Russo G. 5: Per quello che avrebbe potuto realizzare e non concretizza è la croce e delizia della squadra. Ci prova in ogni modo. Esce dagli spazi, va di testa, ci prova di potenza, ma l’esito è sempre lo stesso: Gallone tira un sospiro di sollievo. Quando si materializza anche l’altruismo in chiusura di gara con la porta spalancata c’è solo da alzare gli occhi al cielo e chiedere una benevola mano.
Manco 6.5: Mette dentro la rete del pari in una situazione difficile. È la costante spina nel fianco della difesa ospite. Si sovrappone, va dentro, calcia dalla distanza. L’arma in più che il mister avrebbe voluto avere a campo aperto dopo un goal nei primi 15minuti. Lui, sino alla fine, cerca la superiorità per i compagni, ma di spazi con linee blindate ce ne sono pochi.
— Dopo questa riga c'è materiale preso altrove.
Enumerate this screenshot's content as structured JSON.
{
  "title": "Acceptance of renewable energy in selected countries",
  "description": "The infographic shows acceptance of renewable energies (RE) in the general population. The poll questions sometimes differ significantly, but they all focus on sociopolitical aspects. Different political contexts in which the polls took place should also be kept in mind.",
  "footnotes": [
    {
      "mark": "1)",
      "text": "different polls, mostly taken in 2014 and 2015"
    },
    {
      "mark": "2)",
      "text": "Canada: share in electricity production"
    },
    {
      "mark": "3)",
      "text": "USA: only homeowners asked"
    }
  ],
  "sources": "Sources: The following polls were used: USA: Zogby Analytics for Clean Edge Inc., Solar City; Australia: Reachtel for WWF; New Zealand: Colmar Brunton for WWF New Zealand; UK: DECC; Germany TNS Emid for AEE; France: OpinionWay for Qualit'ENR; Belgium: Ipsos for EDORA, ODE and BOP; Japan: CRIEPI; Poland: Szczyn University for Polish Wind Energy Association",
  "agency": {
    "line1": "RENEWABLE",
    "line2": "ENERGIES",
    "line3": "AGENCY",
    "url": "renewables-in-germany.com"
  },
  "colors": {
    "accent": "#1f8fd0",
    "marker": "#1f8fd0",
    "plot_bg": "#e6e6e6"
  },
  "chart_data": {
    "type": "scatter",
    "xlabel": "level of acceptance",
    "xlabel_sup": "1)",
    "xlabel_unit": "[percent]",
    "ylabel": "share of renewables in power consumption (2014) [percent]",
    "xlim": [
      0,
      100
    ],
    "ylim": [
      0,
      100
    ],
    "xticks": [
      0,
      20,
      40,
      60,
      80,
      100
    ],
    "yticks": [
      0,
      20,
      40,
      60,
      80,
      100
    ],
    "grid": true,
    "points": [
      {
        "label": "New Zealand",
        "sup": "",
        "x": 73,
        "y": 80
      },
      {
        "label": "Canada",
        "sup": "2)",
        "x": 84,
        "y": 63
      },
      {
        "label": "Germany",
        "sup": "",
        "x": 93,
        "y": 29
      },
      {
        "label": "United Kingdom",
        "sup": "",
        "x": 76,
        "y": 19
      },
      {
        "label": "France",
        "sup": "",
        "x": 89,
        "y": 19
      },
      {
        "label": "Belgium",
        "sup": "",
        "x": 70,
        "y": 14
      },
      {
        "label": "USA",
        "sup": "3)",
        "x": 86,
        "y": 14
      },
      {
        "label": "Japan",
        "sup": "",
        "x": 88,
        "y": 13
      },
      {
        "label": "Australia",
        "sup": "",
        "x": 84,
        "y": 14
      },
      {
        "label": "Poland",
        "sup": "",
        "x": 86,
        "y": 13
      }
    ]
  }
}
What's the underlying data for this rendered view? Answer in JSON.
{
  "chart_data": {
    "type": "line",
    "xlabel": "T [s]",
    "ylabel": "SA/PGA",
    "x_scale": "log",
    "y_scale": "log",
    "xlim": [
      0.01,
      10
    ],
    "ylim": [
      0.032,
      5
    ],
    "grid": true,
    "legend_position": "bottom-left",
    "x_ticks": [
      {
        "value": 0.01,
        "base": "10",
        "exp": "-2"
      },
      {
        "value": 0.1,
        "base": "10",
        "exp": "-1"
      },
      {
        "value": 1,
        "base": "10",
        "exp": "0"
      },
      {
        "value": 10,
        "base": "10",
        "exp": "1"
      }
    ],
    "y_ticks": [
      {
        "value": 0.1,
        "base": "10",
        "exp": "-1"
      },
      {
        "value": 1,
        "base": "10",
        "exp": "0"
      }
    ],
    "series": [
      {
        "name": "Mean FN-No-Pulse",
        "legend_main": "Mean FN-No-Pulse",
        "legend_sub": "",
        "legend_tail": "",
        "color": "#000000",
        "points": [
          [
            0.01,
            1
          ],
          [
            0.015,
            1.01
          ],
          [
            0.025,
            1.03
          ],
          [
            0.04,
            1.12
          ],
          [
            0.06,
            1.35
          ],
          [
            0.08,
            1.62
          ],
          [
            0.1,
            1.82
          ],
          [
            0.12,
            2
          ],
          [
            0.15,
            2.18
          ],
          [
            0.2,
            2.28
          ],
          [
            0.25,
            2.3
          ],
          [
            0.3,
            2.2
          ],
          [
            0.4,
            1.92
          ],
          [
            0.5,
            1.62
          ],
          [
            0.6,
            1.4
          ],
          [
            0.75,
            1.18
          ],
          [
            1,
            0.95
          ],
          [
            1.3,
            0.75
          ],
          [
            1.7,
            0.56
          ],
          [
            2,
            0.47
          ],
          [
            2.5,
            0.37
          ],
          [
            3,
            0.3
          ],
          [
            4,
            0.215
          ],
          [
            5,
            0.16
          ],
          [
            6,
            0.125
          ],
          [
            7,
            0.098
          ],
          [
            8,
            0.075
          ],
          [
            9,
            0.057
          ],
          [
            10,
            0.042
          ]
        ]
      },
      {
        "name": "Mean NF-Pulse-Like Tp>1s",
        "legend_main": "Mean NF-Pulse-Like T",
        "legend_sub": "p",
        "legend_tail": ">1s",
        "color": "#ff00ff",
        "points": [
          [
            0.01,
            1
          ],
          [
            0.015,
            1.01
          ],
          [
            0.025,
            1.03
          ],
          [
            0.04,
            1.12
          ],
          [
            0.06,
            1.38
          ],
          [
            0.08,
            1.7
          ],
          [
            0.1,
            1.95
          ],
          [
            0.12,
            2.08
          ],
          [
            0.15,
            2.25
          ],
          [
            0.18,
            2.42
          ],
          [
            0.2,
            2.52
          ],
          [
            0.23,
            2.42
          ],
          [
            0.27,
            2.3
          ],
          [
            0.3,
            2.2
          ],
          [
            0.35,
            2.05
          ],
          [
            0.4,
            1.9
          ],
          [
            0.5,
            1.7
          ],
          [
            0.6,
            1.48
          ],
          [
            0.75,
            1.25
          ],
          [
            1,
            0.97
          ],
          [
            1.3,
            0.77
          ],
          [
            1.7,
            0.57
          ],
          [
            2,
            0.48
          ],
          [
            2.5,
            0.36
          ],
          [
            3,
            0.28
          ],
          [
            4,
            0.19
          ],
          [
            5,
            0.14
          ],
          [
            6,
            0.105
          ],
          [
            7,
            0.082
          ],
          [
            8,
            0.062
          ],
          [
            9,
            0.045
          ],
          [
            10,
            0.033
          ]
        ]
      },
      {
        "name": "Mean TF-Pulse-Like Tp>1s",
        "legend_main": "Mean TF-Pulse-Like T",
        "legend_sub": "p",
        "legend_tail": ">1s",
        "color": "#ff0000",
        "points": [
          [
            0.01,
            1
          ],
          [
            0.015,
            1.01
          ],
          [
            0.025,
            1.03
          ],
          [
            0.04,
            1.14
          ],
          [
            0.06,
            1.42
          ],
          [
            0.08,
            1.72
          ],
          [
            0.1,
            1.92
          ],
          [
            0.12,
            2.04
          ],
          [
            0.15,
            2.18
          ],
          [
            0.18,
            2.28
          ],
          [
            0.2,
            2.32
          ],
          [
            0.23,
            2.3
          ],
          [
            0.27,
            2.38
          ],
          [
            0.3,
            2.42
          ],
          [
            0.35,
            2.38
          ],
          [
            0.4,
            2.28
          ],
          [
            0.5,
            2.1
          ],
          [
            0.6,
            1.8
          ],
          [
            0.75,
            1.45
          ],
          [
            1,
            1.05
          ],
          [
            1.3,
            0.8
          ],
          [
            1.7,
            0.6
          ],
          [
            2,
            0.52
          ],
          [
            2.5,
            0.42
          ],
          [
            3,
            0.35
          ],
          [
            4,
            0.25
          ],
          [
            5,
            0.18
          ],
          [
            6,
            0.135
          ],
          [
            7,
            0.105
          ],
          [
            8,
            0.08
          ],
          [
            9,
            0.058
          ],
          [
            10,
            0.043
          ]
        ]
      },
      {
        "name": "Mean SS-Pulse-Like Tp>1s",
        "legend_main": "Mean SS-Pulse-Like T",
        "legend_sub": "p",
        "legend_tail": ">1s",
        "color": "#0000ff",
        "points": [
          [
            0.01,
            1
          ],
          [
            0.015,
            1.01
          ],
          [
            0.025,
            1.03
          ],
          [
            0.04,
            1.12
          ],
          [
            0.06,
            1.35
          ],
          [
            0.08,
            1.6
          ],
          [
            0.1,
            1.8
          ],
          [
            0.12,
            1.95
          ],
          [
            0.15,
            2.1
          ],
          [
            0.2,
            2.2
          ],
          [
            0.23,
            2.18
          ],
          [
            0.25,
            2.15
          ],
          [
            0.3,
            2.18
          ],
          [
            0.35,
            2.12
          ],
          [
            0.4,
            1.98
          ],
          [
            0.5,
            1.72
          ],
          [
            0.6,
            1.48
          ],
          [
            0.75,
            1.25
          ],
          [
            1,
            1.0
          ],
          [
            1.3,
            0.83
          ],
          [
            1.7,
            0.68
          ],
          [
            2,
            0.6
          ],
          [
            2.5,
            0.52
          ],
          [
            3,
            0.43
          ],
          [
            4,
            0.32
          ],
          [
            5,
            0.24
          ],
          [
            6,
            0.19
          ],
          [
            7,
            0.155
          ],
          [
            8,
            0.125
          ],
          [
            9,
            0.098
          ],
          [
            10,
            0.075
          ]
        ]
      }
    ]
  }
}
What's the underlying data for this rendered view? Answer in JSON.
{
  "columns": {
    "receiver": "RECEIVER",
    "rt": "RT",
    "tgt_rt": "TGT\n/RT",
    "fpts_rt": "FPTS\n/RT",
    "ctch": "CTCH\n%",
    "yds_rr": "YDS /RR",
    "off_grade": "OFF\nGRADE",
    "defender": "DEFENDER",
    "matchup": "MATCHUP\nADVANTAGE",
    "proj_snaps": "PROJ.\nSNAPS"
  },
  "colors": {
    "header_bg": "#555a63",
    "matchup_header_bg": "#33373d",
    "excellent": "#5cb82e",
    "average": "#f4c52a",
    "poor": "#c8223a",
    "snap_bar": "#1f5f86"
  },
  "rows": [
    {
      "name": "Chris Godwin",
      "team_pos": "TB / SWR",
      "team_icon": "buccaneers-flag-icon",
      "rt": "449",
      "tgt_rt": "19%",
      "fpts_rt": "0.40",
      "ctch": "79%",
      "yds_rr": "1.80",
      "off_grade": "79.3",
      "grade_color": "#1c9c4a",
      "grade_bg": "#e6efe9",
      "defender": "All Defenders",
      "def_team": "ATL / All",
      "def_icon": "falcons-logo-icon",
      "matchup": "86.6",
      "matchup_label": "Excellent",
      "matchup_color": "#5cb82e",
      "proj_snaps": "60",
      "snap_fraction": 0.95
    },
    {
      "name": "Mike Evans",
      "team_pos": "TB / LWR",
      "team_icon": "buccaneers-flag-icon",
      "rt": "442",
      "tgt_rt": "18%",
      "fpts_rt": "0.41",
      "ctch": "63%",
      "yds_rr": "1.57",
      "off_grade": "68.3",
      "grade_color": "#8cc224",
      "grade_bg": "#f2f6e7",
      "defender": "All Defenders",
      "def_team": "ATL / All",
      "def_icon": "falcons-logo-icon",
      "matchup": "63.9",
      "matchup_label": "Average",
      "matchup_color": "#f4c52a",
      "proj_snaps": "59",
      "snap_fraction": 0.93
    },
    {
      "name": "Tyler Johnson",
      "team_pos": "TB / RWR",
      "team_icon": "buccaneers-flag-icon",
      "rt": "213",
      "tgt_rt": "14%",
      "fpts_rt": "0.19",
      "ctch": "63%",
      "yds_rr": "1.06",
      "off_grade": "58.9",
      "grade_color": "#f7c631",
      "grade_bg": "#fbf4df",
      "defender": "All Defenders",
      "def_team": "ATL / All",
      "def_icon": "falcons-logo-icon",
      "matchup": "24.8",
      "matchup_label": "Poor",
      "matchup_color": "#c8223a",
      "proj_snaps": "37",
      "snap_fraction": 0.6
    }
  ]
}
La mole di cross liftati e tesi è sproporzionata, ma non sempre la forza è risultata quella giusta.
All: Turi 6: Sceglie il rombo in mediana e la partenza è di quelle forti. Dopo aver dilapidato cinque nette opportunità per cambiare volto al match,  l’erta che si materializza sotto i tacchetti dei suoi è lo Zoncolan.  Manco rende la salita più abbordabile, ma la squadra soffre di pareggite ed il Gragnano si fa minaccioso.